Environment Method Success Plan Length Reduction
Obstacle 2D SLAP 100% 17.8±2.0 ↓ 31%
Pure Planning 100% 25.8±2.2 0%
PPO 0% 100 (max) N/A
Obstacle Tower SLAP 100% 73.8±4.3 ↓ 69%
Pure Planning 100% 238.6±12.8 0%
Cleanup Table SLAP 100% 113.7±17.0 ↓ 66%
Pure Planning 100% 446.3±34.9 0%
RL baselines 0% 500 N/A

SLAP consistently achieves 100% success and substantially reduced plan lengths compared to pure planning or RL baselines. Hierarchical RL using the same options does not realize the plan optimality of SLAP.

Additional findings:

  • As training proceeds, more shortcuts are mastered and plan lengths monotonically decrease, up to 500K steps.
  • Generalization: SLAP trained on 3-block stacks generalizes plan lengths to unseen task instances (4–6 block towers, novel object sets) due to the reuse of abstract predicates and shortcut object-substitution schemes.

5. Theoretical Underpinnings and Relation to Abstract Model Learning

SLAP can be linked to frameworks that learn abstract world models over options (Rodriguez-Sanchez et al., 22 Jun 2024), where abstraction functions ϕ:SS~\phi: S \rightarrow \tilde{S} are learned to preserve the option-induced transition and initiation structure. Exact dynamics-preserving abstractions enable value preservation; approximate versions guarantee bounded value loss:

Qπ(s,o)Qπ(ϕ(s),o)ϵR+γVmaxϵT1γ|Q^\pi(s, o) - Q^\pi(\phi(s), o)| \leq \frac{\sqrt{\epsilon_R} + \gamma V_\text{max}\sqrt{\epsilon_T}}{1-\gamma}

This suggests that SLAP's methodology for learning and integrating shortcut options complements model-learning approaches by expanding the skill set over which abstractions can be constructed and planned.

Practical model-learning involves maximizing contrastive objectives (InfoNCE) to induce embeddings that capture option effects while compressing irrelevant state details. Planning then proceeds in the abstract MDP equipped with both hand-crafted and learned shortcut options, providing sample-efficient and generalizable policies even in continuous, high-dimensional environments.

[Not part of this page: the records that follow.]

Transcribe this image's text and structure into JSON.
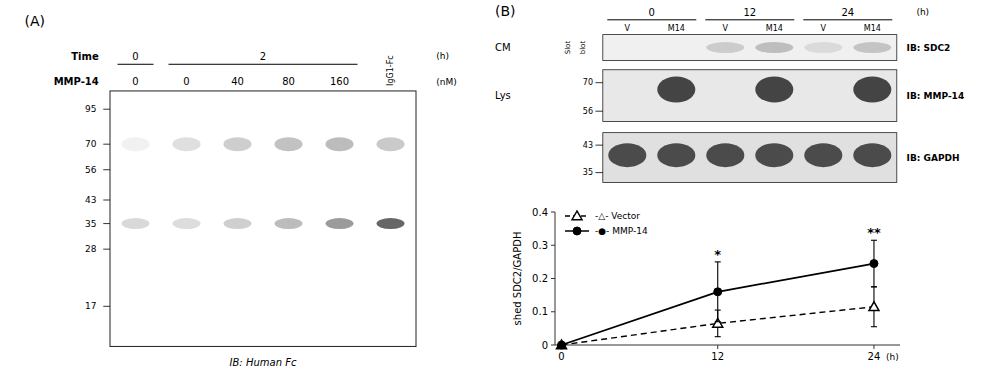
{
  "chart_data": [
    {
      "type": "blot",
      "title": "(A)",
      "rows": [
        {
          "label": "Time",
          "unit": "(h)",
          "type": "bracket",
          "values": [
            "0",
            "2",
            "2",
            "2",
            "2",
            null
          ]
        },
        {
          "label": "MMP-14",
          "unit": "(nM)",
          "values": [
            "0",
            "0",
            "40",
            "80",
            "160",
            null
          ]
        }
      ],
      "lane_labels": [
        null,
        null,
        null,
        null,
        null,
        "IgG1-Fc"
      ],
      "mw_markers": [
        95,
        70,
        56,
        43,
        35,
        28,
        17
      ],
      "bands": [
        {
          "mw": 70,
          "color": "#505050",
          "values": [
            0.08,
            0.18,
            0.28,
            0.35,
            0.38,
            0.3
          ]
        },
        {
          "mw": 35,
          "color": "#404040",
          "values": [
            0.2,
            0.18,
            0.25,
            0.35,
            0.52,
            0.8
          ]
        }
      ],
      "footer": "IB: Human Fc"
    },
    {
      "type": "blot",
      "title": "(B)",
      "time": [
        "0",
        "0",
        "12",
        "12",
        "24",
        "24"
      ],
      "unit": "(h)",
      "lane_labels": [
        "V",
        "M14",
        "V",
        "M14",
        "V",
        "M14"
      ],
      "blots": [
        {
          "sample": "CM",
          "method": [
            "Slot",
            "blot"
          ],
          "name": "IB: SDC2",
          "color": "#606060",
          "values": [
            0.0,
            0.0,
            0.25,
            0.35,
            0.15,
            0.3
          ]
        },
        {
          "sample": "Lys",
          "name": "IB: MMP-14",
          "mw_markers": [
            70,
            56
          ],
          "color": "#1a1a1a",
          "values": [
            0.0,
            0.8,
            0.0,
            0.8,
            0.0,
            0.8
          ]
        },
        {
          "name": "IB: GAPDH",
          "mw_markers": [
            43,
            35
          ],
          "color": "#1a1a1a",
          "values": [
            0.75,
            0.75,
            0.75,
            0.75,
            0.75,
            0.75
          ]
        }
      ]
    },
    {
      "type": "line",
      "y_label": "shed SDC2/GAPDH",
      "x_unit": "(h)",
      "x": [
        0,
        12,
        24
      ],
      "series": [
        {
          "name": "-△- Vector",
          "color": "black",
          "line_style": "dashed",
          "marker": "open-triangle",
          "values": [
            0.0,
            0.065,
            0.115
          ],
          "errors": [
            0.0,
            0.04,
            0.06
          ]
        },
        {
          "name": "-●- MMP-14",
          "color": "black",
          "line_style": "solid",
          "marker": "circle",
          "values": [
            0.0,
            0.16,
            0.245
          ],
          "errors": [
            0.0,
            0.09,
            0.07
          ]
        }
      ],
      "annotations": [
        {
          "x": 12,
          "text": "*"
        },
        {
          "x": 24,
          "text": "**"
        }
      ],
      "xlim": [
        -0.5,
        26
      ],
      "ylim": [
        0,
        0.4
      ],
      "xticks": [
        0,
        12,
        24
      ],
      "yticks": [
        0,
        0.1,
        0.2,
        0.3,
        0.4
      ],
      "legend": "upper-left"
    }
  ]
}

6. Limitations and Future Research

Key limitations and open directions for SLAP include:

  • Dependence on fixed, user-provided abstractions (predicate definitions and high-level TAMP structure). Learning or refining abstractions jointly with options is a prospective extension.
  • The quadratic growth in candidate shortcut pairs; while aggressive empirical pruning alleviates this, scaling to very large abstract state spaces may require additional heuristics or learned prioritization schemes.
  • Applicability to stochastic or partially observable environments is not yet fully established, though preliminary findings indicate improved robustness when shortcut options are present.
  • Environments where skill effects overlap extensively may defeat abstraction, requiring more expressive or hierarchical representation mechanisms.
  • Integration of automated option discovery, continual learning of abstractions, and multi-modal perception (e.g., vision and tactile sensing) are promising future directions.

SLAP demonstrates that leveraging existing TAMP abstractions to guide reinforcement learning enables the discovery of dynamic, multi-object skills that drastically shorten plans and improve long-horizon task success, moving toward integrated planning-learning systems combining generalization with physical improvisation.